I am aware that MD5 hashes are not advisable for security any more but I have been using them as a checksum to make sure that a file has not been corrupted after a download/transfer, which I thought was still ok. Though after using this method on a file bigger than a gigabyte, I found that the stored and generated hashes did not match. This was after I had transferred it from one computer to another via a USB stick. I’ve searched online and found a couple of references to large files possibly creating inconsistent hashes but I didn’t see anything conclusive.
I am using ComputeHash(Stream inputStream) of MD5CryptoServiceProvider to create the hash before and after transfer, so it should not be a case of the byte format being messed up between different languages or something. I also tried building the hash from the file again and the second time it seemed to create matching hashes fine. Did I just get unlucky and actually end up corrupting the file after copying it on and off the USB stick? Or is this a known problem with MD5 and I should ditch it completely? If so, what would be the best replacement that would ideally also be available as standard in C#, is SHA1 the next best option?

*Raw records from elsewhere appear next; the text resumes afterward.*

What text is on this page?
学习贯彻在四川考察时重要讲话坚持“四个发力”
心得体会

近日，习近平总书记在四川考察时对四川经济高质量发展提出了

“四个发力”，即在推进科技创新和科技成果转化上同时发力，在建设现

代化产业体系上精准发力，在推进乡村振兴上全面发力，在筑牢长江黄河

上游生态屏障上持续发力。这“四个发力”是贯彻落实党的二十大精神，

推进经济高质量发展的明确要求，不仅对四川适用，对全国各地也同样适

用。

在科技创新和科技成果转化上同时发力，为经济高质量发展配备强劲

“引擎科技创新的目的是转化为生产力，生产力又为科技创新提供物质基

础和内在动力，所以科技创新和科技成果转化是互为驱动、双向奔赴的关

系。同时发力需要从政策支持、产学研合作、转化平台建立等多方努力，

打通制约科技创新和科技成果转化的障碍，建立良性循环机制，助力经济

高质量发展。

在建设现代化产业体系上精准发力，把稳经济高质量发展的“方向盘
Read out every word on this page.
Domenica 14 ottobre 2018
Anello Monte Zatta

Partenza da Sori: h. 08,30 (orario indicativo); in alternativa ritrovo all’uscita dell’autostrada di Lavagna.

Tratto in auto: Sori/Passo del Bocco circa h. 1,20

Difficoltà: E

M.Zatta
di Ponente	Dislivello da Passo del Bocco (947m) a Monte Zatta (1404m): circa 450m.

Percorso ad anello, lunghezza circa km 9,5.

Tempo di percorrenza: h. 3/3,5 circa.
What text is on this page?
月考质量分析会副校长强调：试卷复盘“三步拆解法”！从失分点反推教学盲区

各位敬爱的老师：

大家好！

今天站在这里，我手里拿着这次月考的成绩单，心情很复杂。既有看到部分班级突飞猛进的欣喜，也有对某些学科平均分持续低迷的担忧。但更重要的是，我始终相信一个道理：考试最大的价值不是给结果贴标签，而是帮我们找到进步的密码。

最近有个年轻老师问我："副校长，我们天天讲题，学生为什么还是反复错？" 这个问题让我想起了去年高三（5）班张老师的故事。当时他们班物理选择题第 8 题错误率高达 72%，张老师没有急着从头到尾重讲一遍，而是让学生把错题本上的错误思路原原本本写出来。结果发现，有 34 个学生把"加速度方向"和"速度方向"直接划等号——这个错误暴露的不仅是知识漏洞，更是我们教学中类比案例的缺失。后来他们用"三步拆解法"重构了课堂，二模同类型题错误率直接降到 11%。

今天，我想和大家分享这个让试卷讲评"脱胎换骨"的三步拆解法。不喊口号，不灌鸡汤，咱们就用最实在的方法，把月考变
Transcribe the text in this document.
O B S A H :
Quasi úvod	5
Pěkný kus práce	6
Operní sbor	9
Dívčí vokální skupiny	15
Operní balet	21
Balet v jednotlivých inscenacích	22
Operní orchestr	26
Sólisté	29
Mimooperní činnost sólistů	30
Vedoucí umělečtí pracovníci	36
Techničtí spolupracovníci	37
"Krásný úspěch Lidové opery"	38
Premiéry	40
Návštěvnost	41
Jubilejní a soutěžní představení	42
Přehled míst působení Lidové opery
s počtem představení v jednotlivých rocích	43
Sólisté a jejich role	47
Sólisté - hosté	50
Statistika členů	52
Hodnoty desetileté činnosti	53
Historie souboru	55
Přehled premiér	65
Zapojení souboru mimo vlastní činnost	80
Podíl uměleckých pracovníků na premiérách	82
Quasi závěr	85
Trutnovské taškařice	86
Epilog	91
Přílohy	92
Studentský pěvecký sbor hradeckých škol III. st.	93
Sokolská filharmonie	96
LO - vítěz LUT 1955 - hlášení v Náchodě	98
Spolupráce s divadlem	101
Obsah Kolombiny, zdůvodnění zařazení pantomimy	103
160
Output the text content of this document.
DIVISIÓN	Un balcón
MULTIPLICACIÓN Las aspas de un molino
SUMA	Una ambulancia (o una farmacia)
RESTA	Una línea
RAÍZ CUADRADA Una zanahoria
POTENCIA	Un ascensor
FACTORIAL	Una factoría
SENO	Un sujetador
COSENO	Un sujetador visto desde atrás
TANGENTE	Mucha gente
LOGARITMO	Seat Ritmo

The MD5 hash of some data will be exactly the same as a second MD5 hash of exactly the same data, regardless of the size of that data. The only problem with MD5 for large files is that, in some cases, you might get the same hash for two different files. This is ludicrously unlikely, though.
The same thing will apply for SHA1 and any other hash algorithm, though, since you’re converting a large data-space down into a small hash-space.
It sounds significantly more likely that corruption occurred during the transfer, either on the USB bus or the flash device itself.